Blink and you miss ‘em… Lois McMaster Bujold has released two Penric and Desdemona novellas in the past year when I wasn’t paying attention. I don’t know how these releases keep on passing me by, I really don’t.
Usually, these novellas are mostly light-hearted fun, but the first one, The Physicians of Vilnoc, might be a little uncomfortably timely, as it revolves around a plague. Looking at the publication dates, I don’t think Bujold did this on purpose, as she would have started writing this well before the current pandemic started.
Chronologically, The Physicians of Vilnoc is one of the latest in the series. Penric is at home with his small family when he gets a message from General Arisaydia about a strange new illness that’s striking down the soldiers at his fort. The general himself has little to no medical knowledge, but he knows Penric trained as a physician, as he himself was once at the receiving end of Penric and Desdemona’s healing efforts. As General Arisaydia also happens Penric’s brother-in-law, Penric feels rather obliged to go to his aid.
Things are pretty grim once he arrives at the fort. Not only has the spread of the disease gotten worse since the General sent his summons, but the fort’s most senior physician, Master Orides, has also died in the interim. So it’s up to Penric and Desdemona to help heal the sick while trying to find the source of this medical mystery.
There are certainly some parallels here with current events. The underlying current of fear is one: the main mystery of the story is where the hell the plague originated from, and can it be stopped before it spreads into the POW camps and the city of Vilnoc. There’s also the more personal fears of Penric: like many healthcare workers working during the COVID outbreak, the weight on Penric’s shoulders is threatening to overwhelm him. He’s also unable to return to his wife and child for the duration of the outbreak, in fear that he will become the vector that allows the disease to speak.
Like all the other Penric novellas, The Physicians of Vilnoc is tightly written and engaging. But I felt that after the stress of most of the story the resolution came a little too easy.
The most recent novella, Masquerade in Lodi, is a much more traditional mystery for both Penric and Des. Its also a considerable leap back in time, falling between Penric’s Fox and Penric’s Mission. Just like in The Physicians of Vilnoc, we find poor Penric absolutely knackered. He’s only recently left Martensbridge and his life as a full-time physician/healer—something he still angsts about in the Physicians of Vilnoc—and he’s exhausted. The city of Lodi is currently holding a Bastard’s Day celebration, which is like Venice’s Carnivale with the serial numbers rubbed off, and it might provide a nice distraction of Penric for the time being.
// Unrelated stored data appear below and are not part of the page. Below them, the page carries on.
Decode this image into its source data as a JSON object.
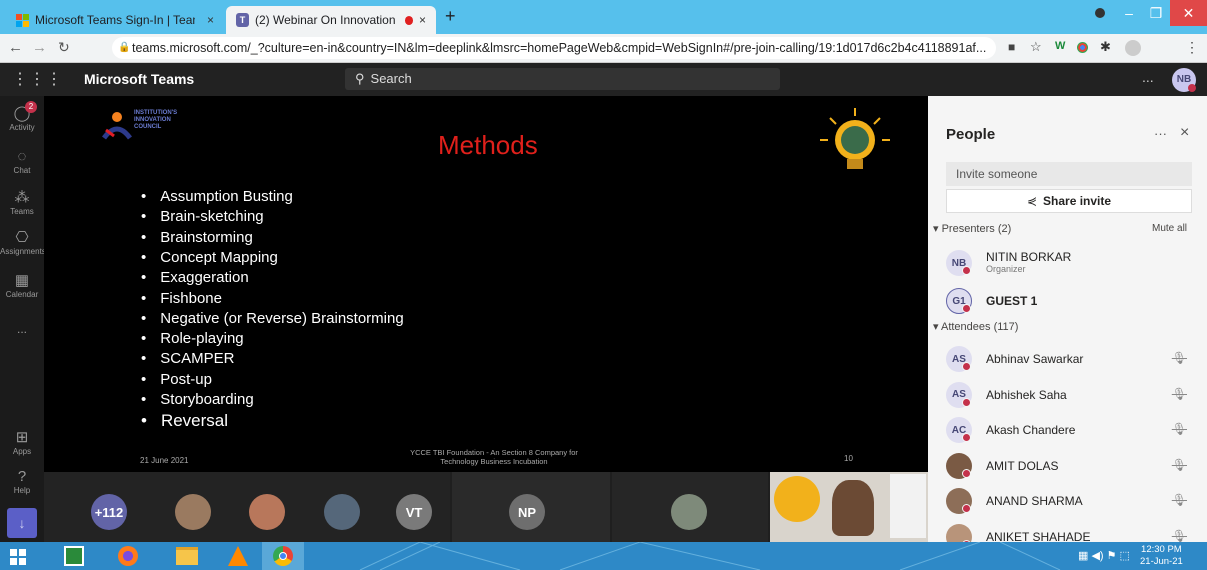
{
  "browser": {
    "tabs": [
      {
        "label": "Microsoft Teams Sign-In | Teams",
        "close": "×"
      },
      {
        "label": "(2) Webinar On Innovation a",
        "close": "×"
      }
    ],
    "new_tab": "+",
    "url": "teams.microsoft.com/_?culture=en-in&country=IN&lm=deeplink&lmsrc=homePageWeb&cmpid=WebSignIn#/pre-join-calling/19:1d017d6c2b4c4118891af..."
  },
  "teams": {
    "app_title": "Microsoft Teams",
    "search_placeholder": "Search",
    "more": "...",
    "user_initials": "NB"
  },
  "rail": [
    {
      "label": "Activity",
      "icon": "bell-icon",
      "badge": "2"
    },
    {
      "label": "Chat",
      "icon": "chat-icon"
    },
    {
      "label": "Teams",
      "icon": "teams-icon"
    },
    {
      "label": "Assignments",
      "icon": "assignments-icon"
    },
    {
      "label": "Calendar",
      "icon": "calendar-icon"
    },
    {
      "label": "...",
      "icon": "more-icon"
    },
    {
      "label": "Apps",
      "icon": "apps-icon"
    },
    {
      "label": "Help",
      "icon": "help-icon"
    }
  ],
  "slide": {
    "logo_lines": [
      "INSTITUTION'S",
      "INNOVATION",
      "COUNCIL"
    ],
    "title": "Methods",
    "bullets": [
      "Assumption Busting",
      "Brain-sketching",
      "Brainstorming",
      "Concept Mapping",
      "Exaggeration",
      "Fishbone",
      "Negative (or Reverse) Brainstorming",
      "Role-playing",
      "SCAMPER",
      "Post-up",
      "Storyboarding",
      "Reversal"
    ],
    "footer_date": "21 June 2021",
    "footer_center_1": "YCCE TBI Foundation - An Section 8 Company for",
    "footer_center_2": "Technology Business Incubation",
    "page_number": "10"
  },
  "video_strip": {
    "overflow_count": "+112",
    "avatars": [
      "VT",
      "NP"
    ]
  },
  "people": {
    "title": "People",
    "more": "···",
    "close": "×",
    "invite_placeholder": "Invite someone",
    "share_invite": "Share invite",
    "presenters_header": "Presenters (2)",
    "mute_all": "Mute all",
    "presenters": [
      {
        "initials": "NB",
        "name": "NITIN BORKAR",
        "role": "Organizer"
      },
      {
        "initials": "G1",
        "name": "GUEST 1"
      }
    ],
    "attendees_header": "Attendees (117)",
    "attendees": [
      {
        "initials": "AS",
        "name": "Abhinav Sawarkar"
      },
      {
        "initials": "AS",
        "name": "Abhishek Saha"
      },
      {
        "initials": "AC",
        "name": "Akash Chandere"
      },
      {
        "initials": "",
        "name": "AMIT DOLAS"
      },
      {
        "initials": "",
        "name": "ANAND SHARMA"
      },
      {
        "initials": "",
        "name": "ANIKET SHAHADE"
      }
    ]
  },
  "taskbar": {
    "time": "12:30 PM",
    "date": "21-Jun-21"
  },
  "colors": {
    "tab_strip": "#56c0ec",
    "teams_purple": "#6264a7",
    "slide_title": "#e0201b",
    "taskbar": "#2e89c7"
  }
}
But of course, as with anything to do with the Bastard, nothing ever goes smoothly.
Pen and Des are summoned to the hospital in Lodi to examine an unidentified young man who was dragged out of the ocean and is very much worse for wear. His condition is little more serious than just sunstroke or having taken a couple too many gulps of seawater. The poor man has either gone completely mad—or is demon-possessed. The latter would be a very grave situation, so the temple adempts reckon it would be great if the poor fellow could be kept under observation for a while for further assessment. But nope—he gives them the slip and Pen and Des have to go running through the streets of Lodi trying to find him before his maybe-demon jumps ship and finds itself a new host.
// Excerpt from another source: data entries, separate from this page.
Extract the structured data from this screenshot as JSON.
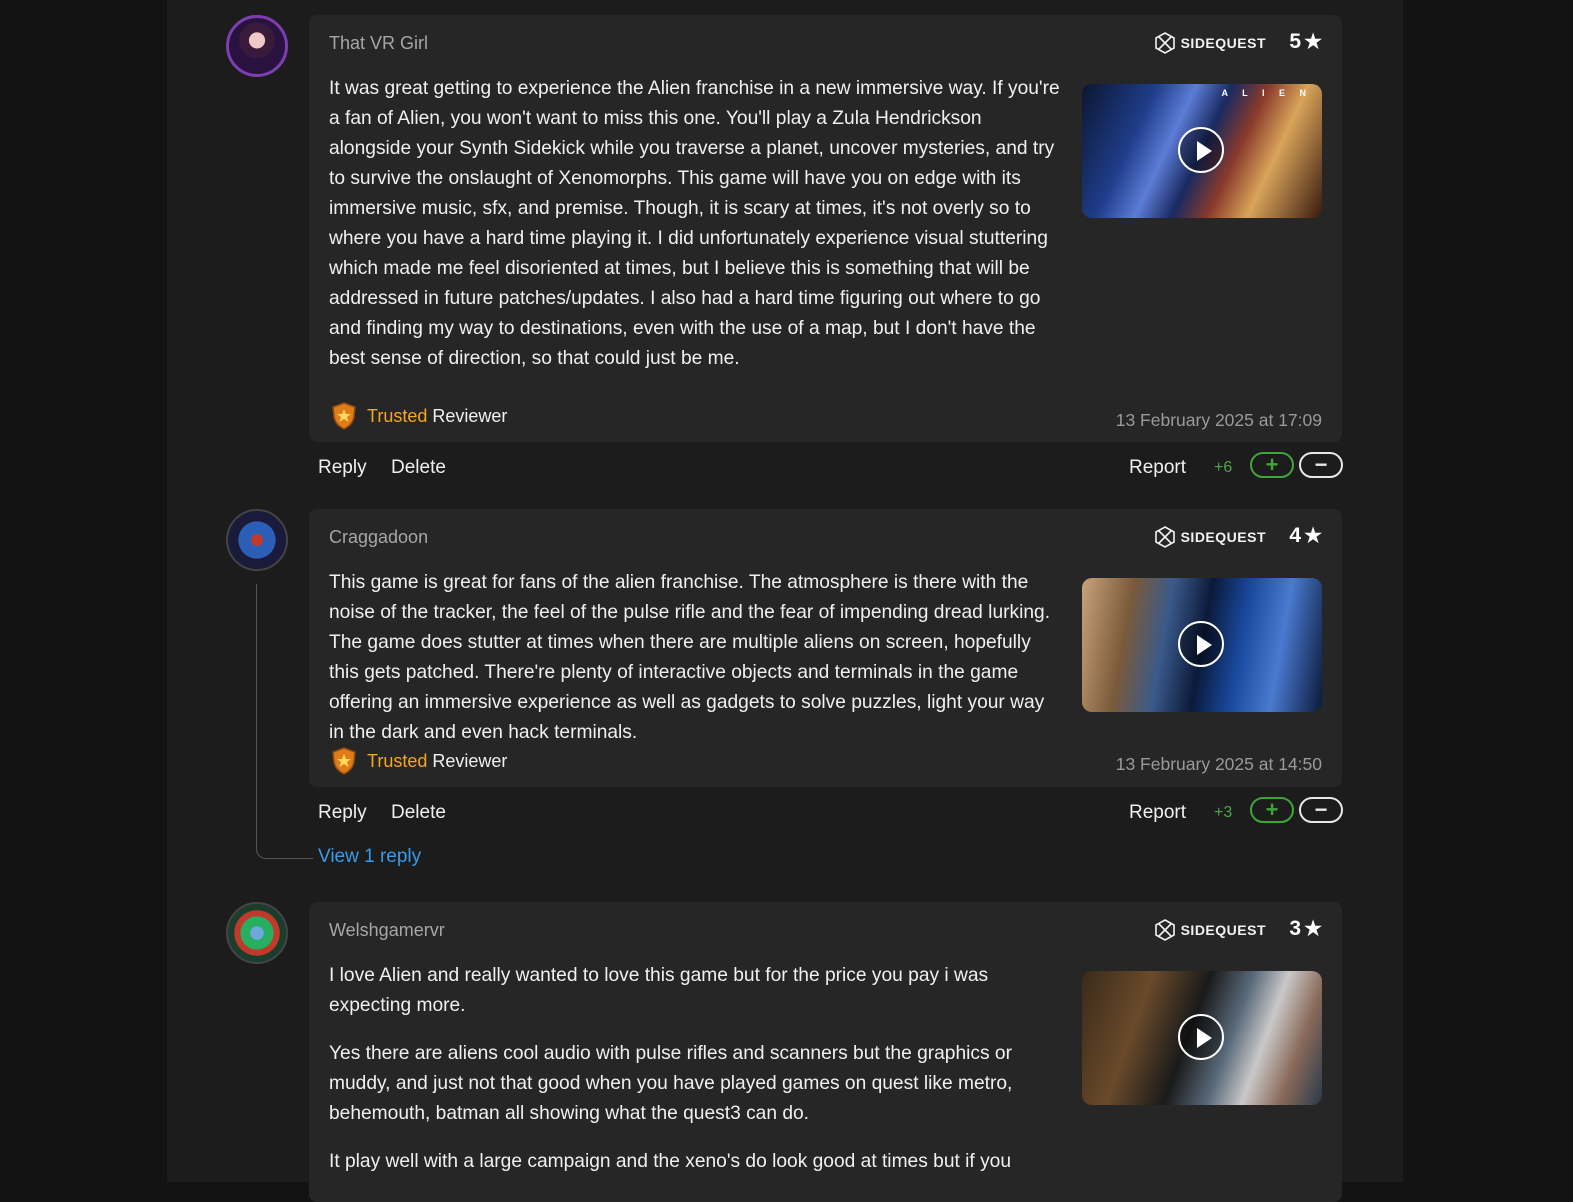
{
  "reviews": [
    {
      "username": "That VR Girl",
      "brand": "SIDEQUEST",
      "rating": "5",
      "paragraphs": [
        "It was great getting to experience the Alien franchise in a new immersive way. If you're a fan of Alien, you won't want to miss this one. You'll play a Zula Hendrickson alongside your Synth Sidekick while you traverse a planet, uncover mysteries, and try to survive the onslaught of Xenomorphs. This game will have you on edge with its immersive music, sfx, and premise. Though, it is scary at times, it's not overly so to where you have a hard time playing it. I did unfortunately experience visual stuttering which made me feel disoriented at times, but I believe this is something that will be addressed in future patches/updates. I also had a hard time figuring out where to go and finding my way to destinations, even with the use of a map, but I don't have the best sense of direction, so that could just be me."
      ],
      "thumbnail_label": "A L I E N",
      "trusted_word": "Trusted",
      "reviewer_word": "Reviewer",
      "date": "13 February 2025 at 17:09",
      "reply_label": "Reply",
      "delete_label": "Delete",
      "report_label": "Report",
      "score": "+6",
      "upvote_symbol": "+",
      "downvote_symbol": "−"
    },
    {
      "username": "Craggadoon",
      "brand": "SIDEQUEST",
      "rating": "4",
      "paragraphs": [
        "This game is great for fans of the alien franchise. The atmosphere is there with the noise of the tracker, the feel of the pulse rifle and the fear of impending dread lurking. The game does stutter at times when there are multiple aliens on screen, hopefully this gets patched. There're plenty of interactive objects and terminals in the game offering an immersive experience as well as gadgets to solve puzzles, light your way in the dark and even hack terminals."
      ],
      "trusted_word": "Trusted",
      "reviewer_word": "Reviewer",
      "date": "13 February 2025 at 14:50",
      "reply_label": "Reply",
      "delete_label": "Delete",
      "report_label": "Report",
      "score": "+3",
      "upvote_symbol": "+",
      "downvote_symbol": "−",
      "view_replies_label": "View 1 reply"
    },
    {
      "username": "Welshgamervr",
      "brand": "SIDEQUEST",
      "rating": "3",
      "paragraphs": [
        "I love Alien and really wanted to love this game but for the price you pay i was expecting more.",
        "Yes there are aliens cool audio with pulse rifles and scanners but the graphics or muddy, and just not that good when you have played games on quest like metro, behemouth, batman all showing what the quest3 can do.",
        "It play well with a large campaign and the xeno's do look good at times but if you"
      ]
    }
  ],
  "icons": {
    "brand_logo": "sidequest-logo-icon",
    "star": "star-icon",
    "shield": "trusted-shield-icon",
    "play": "play-icon"
  },
  "colors": {
    "trusted": "#f5a623",
    "score": "#4ea34b",
    "link": "#3a9ae8"
  }
}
This is a pretty short instalment, and a little more lighthearted than Physicians. There was plenty of delightful banter between Pen and Des which is one of my favourite elements in the series. And while the story doesn’t exactly and much to the development of our two protagonists—its an inter-qual, after all—we are rewarded with some nice little worldbuilding tidbits.
Neither of these novellas is as substantial other entries in the series, such as Penric and the Shaman and Penric’s Mission. But they are still highly enjoyable, and the latter at least is exactly what I look for in a comfort read.